Road improvements to handle traffic from planned development and increased commuter bus capacity should be top transportation priorities, according to county planners.
The Board of County Commissioners is set to vote March 7 on the Annual Transportation Priorities Review. If it is approved, it will be submitted to the state to request funding for the top priorities.
Many requests are carried over from last year, but the county’s planning commission has suggested three key changes in this year’s transportation plan: a project on Md. 75, an increase in commuter service and an expansion of public-private funding partnerships.
The work to improve “shortcomings” of Md. 75 (Green Valley Road) could enter the planning stage, according to traffic engineer Ron Burns.
New developments are planned in the area, so the road must be improved to handle increased use, he said.

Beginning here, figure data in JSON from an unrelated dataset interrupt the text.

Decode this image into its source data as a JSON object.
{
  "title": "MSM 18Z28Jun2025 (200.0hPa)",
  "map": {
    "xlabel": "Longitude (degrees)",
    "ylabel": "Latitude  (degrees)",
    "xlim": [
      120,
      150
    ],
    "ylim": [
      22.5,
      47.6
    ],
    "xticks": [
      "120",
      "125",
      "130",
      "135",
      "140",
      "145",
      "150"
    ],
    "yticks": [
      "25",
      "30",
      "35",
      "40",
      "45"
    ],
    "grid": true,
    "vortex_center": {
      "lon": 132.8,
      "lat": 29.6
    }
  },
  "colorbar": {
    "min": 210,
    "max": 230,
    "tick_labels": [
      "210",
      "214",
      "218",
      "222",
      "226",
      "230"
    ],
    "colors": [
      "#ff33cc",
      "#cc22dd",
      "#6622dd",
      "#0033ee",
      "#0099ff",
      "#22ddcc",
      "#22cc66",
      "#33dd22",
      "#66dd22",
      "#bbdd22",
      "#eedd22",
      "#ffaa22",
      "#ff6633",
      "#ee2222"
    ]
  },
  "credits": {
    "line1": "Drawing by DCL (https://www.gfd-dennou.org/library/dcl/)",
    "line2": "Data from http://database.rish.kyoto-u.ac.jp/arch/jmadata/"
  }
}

The project includes a new intersection with Md. 80, a new road between Md. 75 and Lewisdale Road near the Montgomery County line, and a proposed interchange with I-270.

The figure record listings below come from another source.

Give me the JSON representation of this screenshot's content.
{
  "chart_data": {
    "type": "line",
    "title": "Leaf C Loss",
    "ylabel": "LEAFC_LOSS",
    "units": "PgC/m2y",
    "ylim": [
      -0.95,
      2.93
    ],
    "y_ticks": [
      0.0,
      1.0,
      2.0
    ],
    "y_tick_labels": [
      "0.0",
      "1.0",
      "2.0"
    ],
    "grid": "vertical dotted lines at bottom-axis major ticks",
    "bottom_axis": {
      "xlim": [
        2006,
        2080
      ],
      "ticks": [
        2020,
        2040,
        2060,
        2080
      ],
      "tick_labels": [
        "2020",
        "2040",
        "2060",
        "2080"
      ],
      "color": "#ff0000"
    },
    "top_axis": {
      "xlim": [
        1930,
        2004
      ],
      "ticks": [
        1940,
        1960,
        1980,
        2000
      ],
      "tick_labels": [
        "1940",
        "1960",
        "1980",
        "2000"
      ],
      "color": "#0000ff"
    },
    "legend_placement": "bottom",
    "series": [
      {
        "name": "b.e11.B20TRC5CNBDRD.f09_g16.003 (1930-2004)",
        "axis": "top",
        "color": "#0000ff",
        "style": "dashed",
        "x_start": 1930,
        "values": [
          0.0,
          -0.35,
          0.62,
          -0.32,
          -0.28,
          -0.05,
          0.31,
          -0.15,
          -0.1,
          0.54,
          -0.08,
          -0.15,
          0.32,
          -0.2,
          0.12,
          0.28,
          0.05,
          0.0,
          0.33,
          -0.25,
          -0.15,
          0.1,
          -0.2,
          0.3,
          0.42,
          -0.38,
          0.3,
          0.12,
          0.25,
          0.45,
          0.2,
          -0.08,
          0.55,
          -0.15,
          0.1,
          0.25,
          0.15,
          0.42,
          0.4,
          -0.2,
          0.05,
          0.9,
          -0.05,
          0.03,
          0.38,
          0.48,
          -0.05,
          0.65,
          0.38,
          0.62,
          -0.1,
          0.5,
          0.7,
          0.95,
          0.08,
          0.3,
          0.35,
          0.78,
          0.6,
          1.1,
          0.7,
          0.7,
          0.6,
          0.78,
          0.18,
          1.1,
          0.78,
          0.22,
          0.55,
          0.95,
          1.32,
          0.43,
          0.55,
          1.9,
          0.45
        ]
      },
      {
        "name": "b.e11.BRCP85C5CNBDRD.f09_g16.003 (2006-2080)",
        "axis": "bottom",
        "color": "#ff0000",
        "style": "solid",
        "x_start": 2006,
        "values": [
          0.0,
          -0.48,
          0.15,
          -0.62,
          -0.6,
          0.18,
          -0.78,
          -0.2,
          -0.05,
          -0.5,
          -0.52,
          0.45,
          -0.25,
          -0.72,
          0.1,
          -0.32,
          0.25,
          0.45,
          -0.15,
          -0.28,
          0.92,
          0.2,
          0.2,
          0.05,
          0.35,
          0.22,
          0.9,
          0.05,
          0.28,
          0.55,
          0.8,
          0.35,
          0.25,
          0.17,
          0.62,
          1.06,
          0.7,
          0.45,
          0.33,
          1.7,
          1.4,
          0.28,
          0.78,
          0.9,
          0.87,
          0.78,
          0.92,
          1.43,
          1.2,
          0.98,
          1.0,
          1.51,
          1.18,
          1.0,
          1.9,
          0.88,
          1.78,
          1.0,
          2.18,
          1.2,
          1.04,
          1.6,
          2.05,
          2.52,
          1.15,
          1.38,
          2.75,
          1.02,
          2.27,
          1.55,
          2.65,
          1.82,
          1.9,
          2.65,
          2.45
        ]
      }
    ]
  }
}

The county will be asked to contribute $2 million to acquire land in the path of the new roads.
The priorities review traditionally emphasizes highway projects, Burns said, but this year the commission will push for improved bus service between Frederick and Washington.
“We are trying to be multimodal about it and not just be about highways,” chief planner Jim Gugel said.
The commission’s top transit priority is funding to increase connector route service to 30-minute intervals.
The commission will ask for funds to buy additional buses, and it wants buses to be allowed to drive on the shoulder during peak service hours.
Crowding on the buses has been a problem for several years, planners said.
“Folks in Urbana drive back to Monocacy (station), back to Frederick, to get to the bus earlier so they can get a seat,” Burns said.
Planners also want to study the feasibility of running commuter buses from Washington to Frederick; they believe it would boost the local city’s economy by making it easier for D.C. workers to get to Frederick.
Expanded funding cooperation with the city of Frederick, the State Highway Administration and local developers is also important, planners said.
The commission’s overall top priority, the U.S. 15 and Monocacy Boulevard interchange project, is an example of increased emphasis on cooperative funding.
The City of Frederick and the county will contribute equally to the project; the SHA will also be asked to provide funds.
The county will look to developers that will benefit from the improvement to contribute land, Gugel said.
The project has already been designed and engineered and will cost $89.1 million to complete. It includes the interchange and a 416-space park and ride lot, according to the Annual Transportation Priorities Review.